Regia di George Nolfi vedi scheda film
Ammantato da una velata aura di religiosità new age, The Adjustment Bureau propone uno sguardo interessante sul confronto-scontro fra gli imperativi del determinismo e la beffardaggine del caso, ispirato (quest’ultimo) ai moti dei sentimenti e (in particolare) ai capricci del cuore (laccato di melassa della West Coast); tutto ciò che rappresenta l’essere umano (spesso burattino; altre volte attore protagonista; libero e sempre fiero di – credere di - esserlo).
Il film gioca all’incastro ed all’accumulo dei Disegni individuali; al di essi tentativo di scomposizione per effetto di una forza potente, che segue leggi diverse; ed esplora il dubbio che finanche quest’ultime leggi, solo apparentemente diverse, possano invero affondare le radici su un medesimo piano comune (la forte attrazione tra David ed Elise è frutto di un condizionamento passato; un precedente ‘piano’ poi abbandonato; Indy68).
L’intelaiatura del film, a livello di soggetto, c’è e regge (e non c’erano dubbi, d’altronde, visto l’autore del soggetto)…
Ma il film risente di troppi alti e bassi.
Molta affettività nelle parole e la poesia di talune scene toccano e suscitano un certo trasporto emotivo, ma anche sentimentalismo meno raffinato, a volte oserei dire dozzinale, che frena l’entusiasmo e riporta coi piedi per terra.

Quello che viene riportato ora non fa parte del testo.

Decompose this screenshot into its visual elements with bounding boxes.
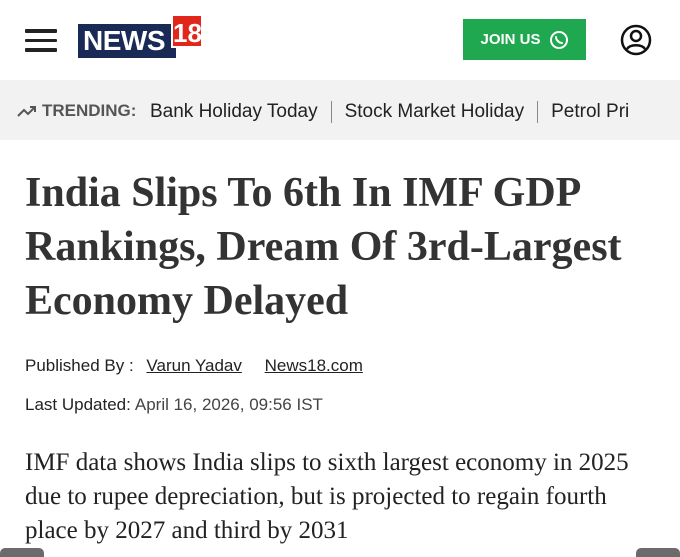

La sospensione dell’incredulità è messa spesso a dura prova e, quando ciò accade, la trasgressione dei moniti del raziocinio si fa sciocca pretensione (l’attuazione dei Piani da parte dei vari esecutori è rimessa a modalità operative assai discutibili); benchè l’alone di mistero, da un lato, e le sirene dei sensi, dall’altro, spingano per esercitare un richiamo forte, che superi ogni incongruenza.

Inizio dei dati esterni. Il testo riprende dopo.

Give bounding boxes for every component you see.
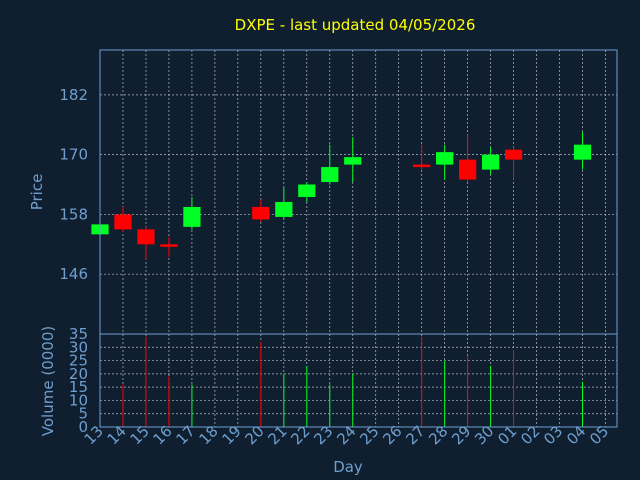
candle-body: [252, 206, 270, 220]
plot-frame: [99, 49, 618, 428]
candle-body: [275, 201, 293, 217]
candle-body: [137, 229, 155, 245]
chart-title: DXPE - last updated 04/05/2026: [235, 16, 476, 34]
candle-body: [413, 164, 431, 168]
candle-body: [114, 214, 132, 230]
grid-lines: [99, 50, 617, 427]
candle-body: [504, 149, 523, 160]
candle-body: [298, 184, 316, 197]
candle-body: [573, 144, 592, 160]
tick-labels: 1461581701820510152025303513141516171819…: [59, 86, 612, 448]
price-tick-label: 170: [59, 146, 88, 164]
price-panel-frame: [99, 49, 618, 335]
price-tick-label: 146: [59, 265, 88, 283]
candle-body: [436, 152, 454, 165]
volume-axis-label: Volume (0000): [39, 326, 57, 436]
volume-tick-label: 0: [78, 418, 88, 436]
volume-tick-label: 5: [78, 405, 88, 423]
volume-tick-label: 35: [69, 325, 88, 343]
candle-body: [459, 159, 477, 180]
candle-body: [183, 206, 201, 227]
candle-body: [482, 154, 500, 170]
volume-tick-label: 25: [69, 352, 88, 370]
volume-tick-label: 10: [69, 391, 88, 409]
candle-body: [344, 157, 362, 165]
price-tick-label: 182: [59, 86, 88, 104]
volume-tick-label: 20: [69, 365, 88, 383]
volume-tick-label: 30: [69, 338, 88, 356]
candle-body: [160, 244, 178, 247]
volume-tick-label: 15: [69, 378, 88, 396]
x-axis-label: Day: [333, 458, 363, 476]
chart-marks: [91, 132, 592, 427]
volume-panel-frame: [99, 333, 618, 428]
price-tick-label: 158: [59, 205, 88, 223]
price-axis-label: Price: [28, 174, 46, 211]
x-tick-label: 05: [586, 422, 612, 448]
candle-body: [321, 167, 339, 183]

A livello attoriale, poi, Matt D. è un attore che mi piace, ma occorrerebbe capire che non è buono proprio per tutte le stagioni (non va bene per qualsiasi ruolo indiscriminatamente; come in questo caso). Emily B., splendida, ma più emaciata del solito, invece compensa un po’ i limiti del suo cavaliere (con il quale si abbandona ad una sintonia “epidermica”; alan smithee).
Fantascienza zuccherosa, per uno svago contenuto.